4 June Rolling Stock Works
- Native name: 6·4차량종합기업소
- Romanized name: 6.4 Ch'aryang Chonghap Kiŏpso
- Company type: State-owned company
- Industry: Railway
- Founded: 15 June 1957
- Headquarters: Wŏnsan, North Korea

= 4 June Rolling Stock Works =

North Korean railway rolling stock manufacturer

The 4 June Rolling Stock Works (6·4차량종합기업소, 6.4 Ch'aryang Chonghap Kiŏpso) is a manufacturer of railway rolling stock in Wŏnsan, North Korea. It is a subordinate division of the DPRK Ministry of Railways. The plant covers an area of 640,000 sqm, of which 180,000 sqm, and employs 6,000 workers. It is capable of producing 3,000 new freight cars per year, as well as repairing 200 steam locomotives and 130 buses.
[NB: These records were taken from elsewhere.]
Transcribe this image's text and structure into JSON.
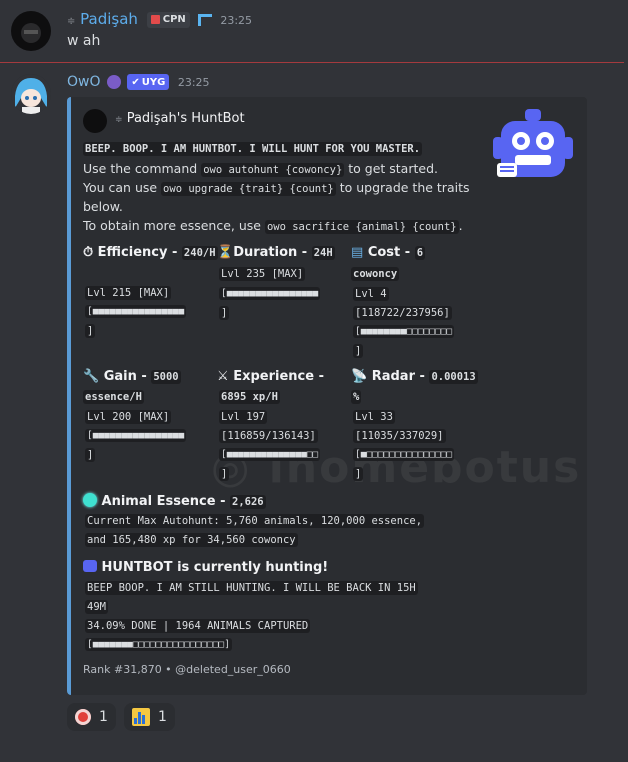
{
  "msg1": {
    "author": "Padişah",
    "tag": "CPN",
    "time": "23:25",
    "text": "w ah"
  },
  "msg2": {
    "author": "OwO",
    "tag": "UYG",
    "time": "23:25"
  },
  "embed": {
    "author": "Padişah's HuntBot",
    "intro": "BEEP. BOOP. I AM HUNTBOT. I WILL HUNT FOR YOU MASTER.",
    "line1a": "Use the command ",
    "line1code": "owo autohunt {cowoncy}",
    "line1b": " to get started.",
    "line2a": "You can use ",
    "line2code": "owo upgrade {trait} {count}",
    "line2b": " to upgrade the traits",
    "line3": "below.",
    "line4a": "To obtain more essence, use ",
    "line4code": "owo sacrifice {animal} {count}",
    "line4b": ".",
    "fields": {
      "efficiency": {
        "label": "Efficiency - ",
        "value": "240/H",
        "lvl": "Lvl 215 [MAX]",
        "bar": "[■■■■■■■■■■■■■■■■",
        "close": "]"
      },
      "duration": {
        "label": "Duration - ",
        "value": "24H",
        "lvl": "Lvl 235 [MAX]",
        "bar": "[■■■■■■■■■■■■■■■■",
        "close": "]"
      },
      "cost": {
        "label": "Cost - ",
        "value": "6",
        "value2": "cowoncy",
        "lvl": "Lvl 4",
        "prog": "[118722/237956]",
        "bar": "[■■■■■■■■□□□□□□□□",
        "close": "]"
      },
      "gain": {
        "label": "Gain - ",
        "value": "5000",
        "value2": "essence/H",
        "lvl": "Lvl 200 [MAX]",
        "bar": "[■■■■■■■■■■■■■■■■",
        "close": "]"
      },
      "experience": {
        "label": "Experience - ",
        "value": "6895 xp/H",
        "lvl": "Lvl 197",
        "prog": "[116859/136143]",
        "bar": "[■■■■■■■■■■■■■■□□",
        "close": "]"
      },
      "radar": {
        "label": "Radar - ",
        "value": "0.00013",
        "value2": "%",
        "lvl": "Lvl 33",
        "prog": "[11035/337029]",
        "bar": "[■□□□□□□□□□□□□□□□",
        "close": "]"
      }
    },
    "essence": {
      "label": "Animal Essence - ",
      "value": "2,626",
      "l1": "Current Max Autohunt: 5,760 animals, 120,000 essence,",
      "l2": "and 165,480 xp for 34,560 cowoncy"
    },
    "hunting": {
      "title": "HUNTBOT is currently hunting!",
      "l1": "BEEP BOOP. I AM STILL HUNTING. I WILL BE BACK IN 15H",
      "l2": "49M",
      "l3": "34.09% DONE | 1964 ANIMALS CAPTURED",
      "l4": "[■■■■■■■□□□□□□□□□□□□□□□□]"
    },
    "footer": "Rank #31,870 • @deleted_user_0660"
  },
  "reactions": [
    {
      "icon": "alarm-clock-icon",
      "count": "1"
    },
    {
      "icon": "bar-chart-icon",
      "count": "1"
    }
  ],
  "colors": {
    "accent": "#5a9bd5",
    "name1": "#5dadec",
    "name2": "#7fb6e0",
    "badge": "#5865f2"
  }
}
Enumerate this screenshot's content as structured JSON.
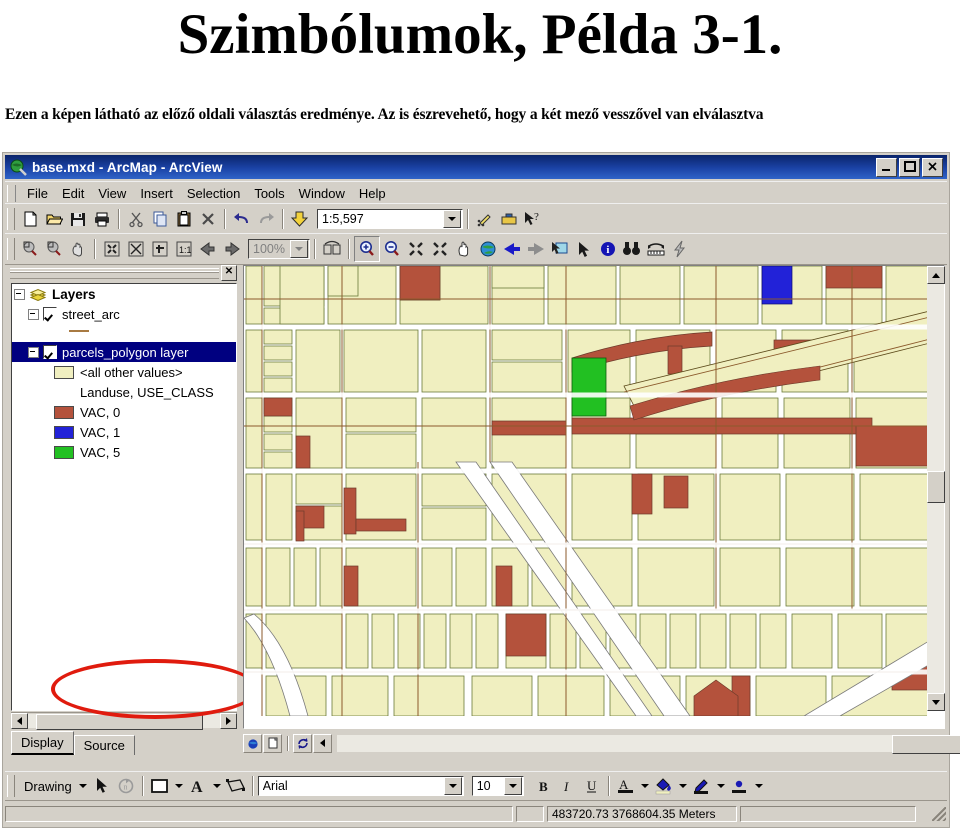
{
  "slide": {
    "title": "Szimbólumok, Példa 3-1.",
    "subtitle": "Ezen a képen látható az előző oldali választás eredménye. Az is észrevehető, hogy a két mező vesszővel van elválasztva"
  },
  "window": {
    "title": "base.mxd - ArcMap - ArcView",
    "icon": "arcmap-globe-icon",
    "controls": {
      "minimize": "_",
      "maximize": "❐",
      "close": "✕"
    }
  },
  "menu": {
    "items": [
      {
        "label": "File",
        "accel": "F"
      },
      {
        "label": "Edit",
        "accel": "E"
      },
      {
        "label": "View",
        "accel": "V"
      },
      {
        "label": "Insert",
        "accel": "I"
      },
      {
        "label": "Selection",
        "accel": "S"
      },
      {
        "label": "Tools",
        "accel": "T"
      },
      {
        "label": "Window",
        "accel": "W"
      },
      {
        "label": "Help",
        "accel": "H"
      }
    ]
  },
  "standard_toolbar": {
    "buttons": [
      "new-document-icon",
      "open-folder-icon",
      "save-icon",
      "print-icon",
      "cut-scissors-icon",
      "copy-icon",
      "paste-icon",
      "delete-x-icon",
      "undo-arrow-icon",
      "redo-arrow-icon",
      "add-data-icon"
    ],
    "scale_combo": {
      "value": "1:5,597",
      "name": "map-scale-combo"
    },
    "right_buttons": [
      "editor-toolbar-icon",
      "arctoolbox-icon",
      "context-help-icon"
    ]
  },
  "tools_toolbar": {
    "left_buttons": [
      "zoom-in-rect-icon",
      "zoom-out-rect-icon",
      "pan-hand-icon",
      "fixed-zoom-in-icon",
      "fixed-zoom-out-icon",
      "full-extent-icon",
      "scale-1to1-icon",
      "back-extent-icon",
      "forward-extent-icon"
    ],
    "zoom_combo": {
      "value": "100%",
      "name": "page-zoom-combo",
      "disabled": true
    },
    "toggle_button": "toggle-draft-mode-icon",
    "right_buttons": [
      "zoom-in-icon",
      "zoom-out-icon",
      "fixed-zoom-in2-icon",
      "fixed-zoom-out2-icon",
      "pan-icon",
      "full-extent-globe-icon",
      "go-back-extent-icon",
      "go-next-extent-icon",
      "select-features-icon",
      "select-elements-arrow-icon",
      "identify-icon",
      "find-binoculars-icon",
      "measure-icon",
      "hyperlink-lightning-icon"
    ]
  },
  "toc": {
    "close_label": "✕",
    "root": {
      "label": "Layers",
      "icon": "layers-stack-icon",
      "expanded": true
    },
    "nodes": [
      {
        "label": "street_arc",
        "checked": true,
        "expanded": true,
        "selected": false,
        "swatch": null
      },
      {
        "label": "parcels_polygon layer",
        "checked": true,
        "expanded": true,
        "selected": true,
        "swatch": null
      }
    ],
    "legend": [
      {
        "label": "<all other values>",
        "swatch": "#f0efc0"
      },
      {
        "label": "Landuse, USE_CLASS",
        "swatch": null
      },
      {
        "label": "VAC, 0",
        "swatch": "#b4523c"
      },
      {
        "label": "VAC, 1",
        "swatch": "#2222d8"
      },
      {
        "label": "VAC, 5",
        "swatch": "#22c022"
      }
    ],
    "tabs": [
      {
        "label": "Display",
        "active": true
      },
      {
        "label": "Source",
        "active": false
      }
    ],
    "annotation": {
      "type": "red-ellipse-highlight",
      "color": "#e01b0e"
    }
  },
  "map_bottom_bar": {
    "buttons": [
      "data-view-icon",
      "layout-view-icon",
      "refresh-icon",
      "pause-drawing-icon"
    ]
  },
  "drawing_toolbar": {
    "label": "Drawing",
    "buttons": [
      "select-arrow-icon",
      "rotate-icon",
      "new-rectangle-icon",
      "new-text-icon",
      "group-icon"
    ],
    "font_combo": {
      "value": "Arial",
      "name": "font-family-combo"
    },
    "size_combo": {
      "value": "10",
      "name": "font-size-combo"
    },
    "bold": "B",
    "italic": "I",
    "underline": "U",
    "color_buttons": [
      "font-color-icon",
      "fill-color-icon",
      "line-color-icon",
      "marker-color-icon"
    ]
  },
  "status_bar": {
    "coordinates": "483720.73  3768604.35 Meters",
    "message": ""
  },
  "colors": {
    "parcel_fill": "#f0efc0",
    "parcel_vac0": "#b4523c",
    "parcel_vac1": "#2222d8",
    "parcel_vac5": "#22c022",
    "street_line": "#8b5a2b",
    "parcel_outline": "#556b2f",
    "window_chrome": "#d4d0c8",
    "titlebar": "#0a246a",
    "selection": "#000080",
    "annotation_red": "#e01b0e"
  }
}
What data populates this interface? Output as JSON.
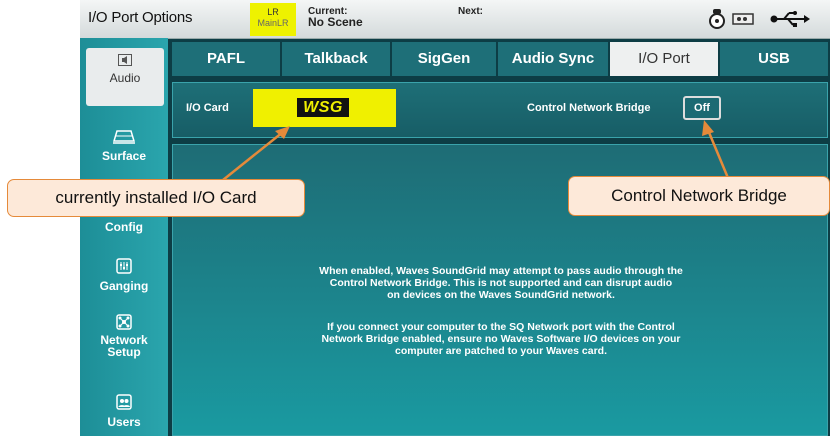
{
  "topbar": {
    "title": "I/O Port Options",
    "mix_top": "LR",
    "mix_name": "MainLR",
    "current_label": "Current:",
    "current_value": "No Scene",
    "next_label": "Next:"
  },
  "sidebar": {
    "items": [
      {
        "label": "Audio",
        "icon": "speaker-icon",
        "active": true
      },
      {
        "label": "Surface",
        "icon": "surface-icon"
      },
      {
        "label": "Config",
        "icon": "config-icon"
      },
      {
        "label": "Ganging",
        "icon": "ganging-icon"
      },
      {
        "label": "Network Setup",
        "icon": "network-icon"
      },
      {
        "label": "Users",
        "icon": "users-icon"
      }
    ]
  },
  "tabs": [
    {
      "label": "PAFL"
    },
    {
      "label": "Talkback"
    },
    {
      "label": "SigGen"
    },
    {
      "label": "Audio Sync"
    },
    {
      "label": "I/O Port",
      "active": true
    },
    {
      "label": "USB"
    }
  ],
  "io_card": {
    "label": "I/O Card",
    "card_name": "WSG"
  },
  "control_network_bridge": {
    "label": "Control Network Bridge",
    "value": "Off"
  },
  "info": {
    "paragraph1": "When enabled, Waves SoundGrid may attempt to pass audio through the\nControl Network Bridge. This is not supported and can disrupt audio\non devices on the Waves SoundGrid network.",
    "paragraph2": "If you connect your computer to the SQ Network port with the Control\nNetwork Bridge enabled, ensure no Waves Software I/O devices on your\ncomputer are patched to your Waves card."
  },
  "callouts": {
    "io_card": "currently installed I/O Card",
    "cnb": "Control Network Bridge"
  },
  "colors": {
    "accent_yellow": "#f0f000",
    "teal": "#1a9aa1",
    "callout_border": "#e58a3a",
    "callout_fill": "#fde9d9"
  }
}
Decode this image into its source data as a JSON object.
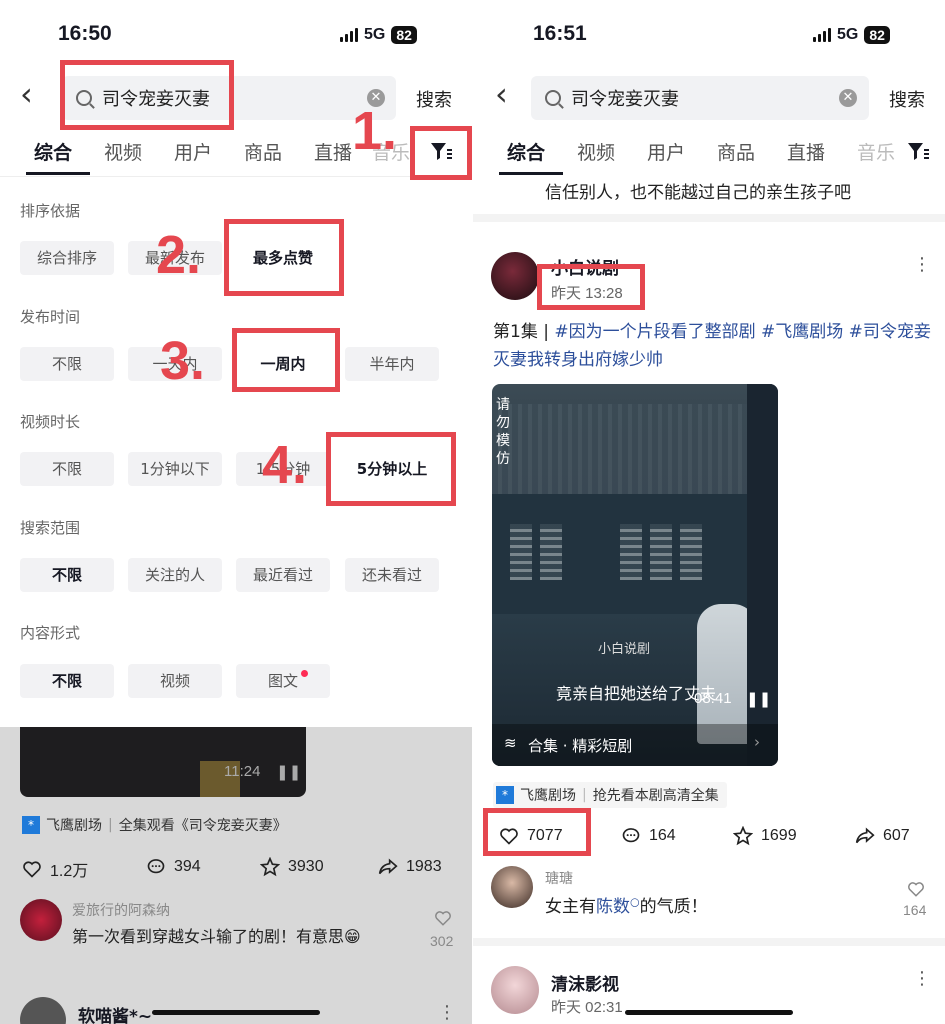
{
  "left": {
    "status": {
      "time": "16:50",
      "network": "5G",
      "battery": "82"
    },
    "search": {
      "query": "司令宠妾灭妻",
      "button": "搜索"
    },
    "tabs": [
      "综合",
      "视频",
      "用户",
      "商品",
      "直播",
      "音乐"
    ],
    "filters": {
      "sort": {
        "label": "排序依据",
        "options": [
          "综合排序",
          "最新发布",
          "最多点赞"
        ],
        "selected": "最多点赞"
      },
      "time": {
        "label": "发布时间",
        "options": [
          "不限",
          "一天内",
          "一周内",
          "半年内"
        ],
        "selected": "一周内"
      },
      "duration": {
        "label": "视频时长",
        "options": [
          "不限",
          "1分钟以下",
          "1-5分钟",
          "5分钟以上"
        ],
        "selected": "5分钟以上"
      },
      "scope": {
        "label": "搜索范围",
        "options": [
          "不限",
          "关注的人",
          "最近看过",
          "还未看过"
        ],
        "selected": "不限"
      },
      "form": {
        "label": "内容形式",
        "options": [
          "不限",
          "视频",
          "图文"
        ],
        "selected": "不限"
      }
    },
    "annotations": [
      "1.",
      "2.",
      "3.",
      "4."
    ],
    "below": {
      "video_duration": "11:24",
      "source": "飞鹰剧场",
      "source_desc": "全集观看《司令宠妾灭妻》",
      "likes": "1.2万",
      "comments": "394",
      "favorites": "3930",
      "shares": "1983",
      "comment_user": "爱旅行的阿森纳",
      "comment_text": "第一次看到穿越女斗输了的剧！有意思😁",
      "comment_likes": "302",
      "next_user": "软喵酱*~"
    }
  },
  "right": {
    "status": {
      "time": "16:51",
      "network": "5G",
      "battery": "82"
    },
    "search": {
      "query": "司令宠妾灭妻",
      "button": "搜索"
    },
    "tabs": [
      "综合",
      "视频",
      "用户",
      "商品",
      "直播",
      "音乐"
    ],
    "prev_text": "信任别人，也不能越过自己的亲生孩子吧",
    "post": {
      "author": "小白说剧",
      "time": "昨天 13:28",
      "caption_prefix": "第1集 | ",
      "caption_tags": "#因为一个片段看了整部剧 #飞鹰剧场 #司令宠妾灭妻我转身出府嫁少帅",
      "watermark_vertical": "请勿模仿",
      "watermark": "小白说剧",
      "subtitle": "竟亲自把她送给了丈夫",
      "duration": "08:41",
      "collection": "合集 · 精彩短剧",
      "source": "飞鹰剧场",
      "source_desc": "抢先看本剧高清全集",
      "likes": "7077",
      "comments": "164",
      "favorites": "1699",
      "shares": "607",
      "comment_user": "瑭瑭",
      "comment_text_a": "女主有",
      "comment_link": "陈数",
      "comment_text_b": "的气质！",
      "comment_likes": "164"
    },
    "next": {
      "author": "清沫影视",
      "time": "昨天 02:31"
    }
  },
  "colors": {
    "annotation_red": "#e5474f",
    "link_blue": "#2d4f9b"
  }
}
The plant was originally built in the colonial era, specialising in the production of parts for rolling stock and undertaking minor locomotive repairs. It was destroyed during the Korean War and was repaired and expanded with Polish assistance after the Korean Armistice Agreement, becoming operational, producing 30-ton freight cars, on 15 June 1957. The first trial of an all-steel gondola of 60 tons capacity took place in 1959, with mass production of the design commencing in 1966. Production of the Type 551 boxcar began on 10 May 1963, and in 1982, a new four-bogie gondola of 100 tons capacity (Mu12 class, Korean State Railway 48000-series) and cleared for 90 km/h service, was introduced, entering production in 1987. A covered hopper of 60 ton capacity (Se3, KSR 18000-series) has been produced since 1991.